Iraq, for example, was created by the British in the early 1920s. The Brits needed a suitable kingdom for an Arab prince who had been a wartime ally, so they cobbled together three vilayets – provinces – of the defunct Ottoman Empire and called the result Iraq.
Iraq never worked very well. It only held together into modern times because Saddam Hussein ruled it with an iron fist. In 2003, when we blundered in and ousted Saddam, the fictitious nation of Iraq began coming apart at the seams.
We tried holding it together – at the cost of thousands of American and Iraqi lives. But that was foolish. Iraq isn’t a nation – just lines on a map.
Iran, on the other hand, is real. Human civilization has existed in Persia for five thousand years. Despite waves of migration and conquest – specifically including the Islamic conquest in the 7th century – Iran has enjoyed considerable linguistic and cultural continuity over millennia.
It’s also a relatively modern society. In 2012, an Iranian film, A Separation, won the Academy Award for Best Foreign Language Film. I wish more Americans had seen it. A Separation had almost nothing to do with politics. It was a domestic drama about the marital difficulties of a middle-class, urban couple trying to do the best thing for their clever daughter while caring for the husband’s father, who was sliding into dementia.
The remarkable thing about A Separation was how much the people in the film – the couple, the daughter’s teachers, the lawyers and judge in their divorce case – resembled urban, middle-class Americans.
The great obstacle to understanding between the U.S. and Iran is our long history of mutual bad blood. Most Iranians would date that bad blood from 1953, when the CIA brought about the overthrow of Iran’s popular, constitutionally-elected Prime Minister, Mohammad Mosaddegh.
Mosaddegh’s ouster came at the instigation of the Brits, who resented Mosaddegh’s nationalization of the British-run Anglo-Persian Oil Company – now BP – which exercised monopoly control of Iran’s oil.
America’s heavy-handed intervention led to our replacing Britain as the Western power most resented by the Iranian people. Most Americans paid little attention to this resentment – or even knew it existed – until it boiled over in the Iranian Revolution of 1979, when activists seized the U.S. Embassy and held its staff hostage for 444 days.

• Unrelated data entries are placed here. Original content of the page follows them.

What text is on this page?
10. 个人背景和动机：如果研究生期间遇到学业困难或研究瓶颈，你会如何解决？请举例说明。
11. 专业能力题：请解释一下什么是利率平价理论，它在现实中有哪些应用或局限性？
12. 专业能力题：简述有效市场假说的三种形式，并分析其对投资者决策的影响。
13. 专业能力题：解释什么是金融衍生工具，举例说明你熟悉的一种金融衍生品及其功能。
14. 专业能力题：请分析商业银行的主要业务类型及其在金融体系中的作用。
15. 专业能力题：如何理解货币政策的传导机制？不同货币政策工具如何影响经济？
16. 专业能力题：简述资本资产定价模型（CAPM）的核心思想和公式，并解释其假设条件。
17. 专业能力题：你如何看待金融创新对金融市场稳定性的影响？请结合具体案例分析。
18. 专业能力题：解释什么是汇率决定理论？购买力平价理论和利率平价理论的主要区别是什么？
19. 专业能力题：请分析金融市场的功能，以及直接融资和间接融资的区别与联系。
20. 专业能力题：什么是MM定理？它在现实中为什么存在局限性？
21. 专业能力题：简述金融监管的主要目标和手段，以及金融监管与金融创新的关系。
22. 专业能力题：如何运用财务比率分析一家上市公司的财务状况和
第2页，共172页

Those of us alive at the time were outraged by the behavior of the Iranian “students” – and by the failure of its revolutionary government, headed by Ayatollah Ruhollah Khomeini, to secure the hostage’s prompt release.
At this point, the bad blood became mutual – and it has remained so to this day.
But the question remains: Should why mistakes the U.S. made during the Eisenhower administration – and mistakes Iran made during the Carter administration – doom our two countries to perpetual animosity?
Iran is a serious country – a real nation with 75 million people, enormous oil reserves, and an advanced nuclear-weapons program.
It is also, as Syria’s strongest ally, the potential key to resolving that not-so-real nation’s civil war.
Iran is also a potential force for stability in Afghanistan, its neighbor to the east.
Recently, Iran elected a new President – a reasonable fellow named Hassan Rouhani – who replaced the truly dangerous Mahmoud Ahmadinejad. President Rouhani has expressed a willingness to negotiate seriously about everything – including nuclear weapons.
Forty years ago, in one of the unlikeliest moves in American diplomatic history, President Richard Nixon – the old Cold Warrior – went to China. The results of that mission transformed our world forever.
Perhaps it’s time for President Obama – winner of a Nobel Peace Prize he has yet to earn – followed Mr. Nixon’s example.